Willy Melodia, Alfio Caruso, Éditions Liana Levi

Encore une histoire de mafieux ? Bien mieux que ça. La vie d’un jeune Sicilien obligé de fuir en Amérique parce qu’il a été utilisé par Cosa Nostra à Catane, et qui va passer sa vie à manger dans la main des principaux dirigeants de la Pieuvre en Amérique. Ce qui nous donne non seulement une série de portraits de la pègre italienne et de celle de la Yiddish Connection, mais aussi un magnifique récit d’un déracinement. Willy Melodia ne s’est jamais remis du départ de son île. Il était pourtant né dans une famille particulièrement pauvre. Chez les Melodia on vivait dans trois petites pièces qui sentaient le bois pourri, le renfermé, l’oignon, le gras et les excréments. Les cabinets ? Un trou dans le sol. Pas d’eau et encore moins d’électricité. Quand il s’agissait de se laver, on allait dans la mer. Plus souvent en été qu’en hiver. La salade d’oranges, souvent volées, constituait le plat le plus courant. Le père de Willy, et de ses nombreux frères et sœurs, dépensait pourtant une énergie folle à tirer son charriot où il entassait des babioles à vendre sur les marchés. Comme souvent en Sicile, la mafia amena un peu de mieux dans la vie familiale en cachant du sel dans le chariot paternel. Un progrès qui valait soumission aux petits chefs locaux. Mais le vrai progrès intervint quand on découvrit que Willy, Mino de son véritable prénom sicilien, avait un don. Il pouvait jouer de la musique après l’avoir entendue une seule fois. Au piano, sur un orgue ou à l’accordéon. Les pâtes, l’ail, la tomate et la ricotta vinrent améliorer l’ordinaire. Les meilleures choses ayant une fin, Willy est mêlé involontairement à un assassinat, et il se retrouve émigré sans le sou à New York et à Chicago.

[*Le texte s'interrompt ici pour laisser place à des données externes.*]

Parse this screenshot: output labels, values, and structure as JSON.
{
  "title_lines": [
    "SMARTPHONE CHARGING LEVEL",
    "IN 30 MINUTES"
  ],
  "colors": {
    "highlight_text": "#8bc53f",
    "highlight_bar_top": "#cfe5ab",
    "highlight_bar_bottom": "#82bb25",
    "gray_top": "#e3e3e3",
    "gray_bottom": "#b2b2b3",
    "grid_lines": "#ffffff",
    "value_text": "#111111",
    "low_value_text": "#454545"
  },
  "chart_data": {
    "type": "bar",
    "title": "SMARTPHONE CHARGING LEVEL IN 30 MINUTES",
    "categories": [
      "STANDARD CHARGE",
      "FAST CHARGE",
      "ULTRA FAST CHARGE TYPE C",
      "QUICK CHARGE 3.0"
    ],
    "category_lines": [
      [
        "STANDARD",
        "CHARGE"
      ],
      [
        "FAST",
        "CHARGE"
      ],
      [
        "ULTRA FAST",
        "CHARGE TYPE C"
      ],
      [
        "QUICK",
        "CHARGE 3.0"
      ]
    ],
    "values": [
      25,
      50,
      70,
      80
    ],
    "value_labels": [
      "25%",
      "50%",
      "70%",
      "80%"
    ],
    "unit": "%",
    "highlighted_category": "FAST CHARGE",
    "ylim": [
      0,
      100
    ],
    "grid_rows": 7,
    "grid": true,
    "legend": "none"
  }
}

Dans ce petit monde, Willy Melodia n’était rien d’autre qu’un bibelot que l’on déplace selon les besoins des chefs

Commence une nouvelle existence infiniment plus rude, au sein d’un prolétariat qui tente de survivre dans d’effroyables conditions. Sa capacité à jouer du piano lui permet de jouer la nuit dans des restaurants, rarement payé, où il rencontre les principaux dirigeants de la pègre : Charles « Lucky » Luciano, Joe Adonis, Carlo Gambino, Vito Genovese côté italien ainsi que Meyer Lansky, Bugsy Siegel ou Dutch Schultz côté juif. Soit un joyeux mélange de tueurs, mais aussi de véritables stratèges qui allaient à leur façon façonner l’histoire américaine. Car leur argent ne venait pas que de la prostitution, de la drogue ou de l’industrie du jeu. Les plus intelligents ont aussi réussi à se nourrir de la seconde guerre mondiale tant ils avaient infiltré policiers, magistrats et hommes politiques. Dans ce petit monde, Willy Melodia n’était rien d’autre qu’un bibelot que l’on déplace selon les besoins des chefs. Un esclave incapable de s’émanciper comme le lui reproche sa femme, car Willy en a trop entendu pour que les puissants qu’il côtoie pour quelques dollars le laisse s’éloigner. Impossible de ne pas s’attacher à ce personnage dont les seules prétentions sont de voir inscrit au-dessus de lui « Willy Melodia et son orchestre » ainsi que de revenir un jour à Catane. Un homme qui sait au moins profiter des plaisirs de la nuit, passant de femme en femme, tout en ne sachant jamais retenir celles qu’il aime.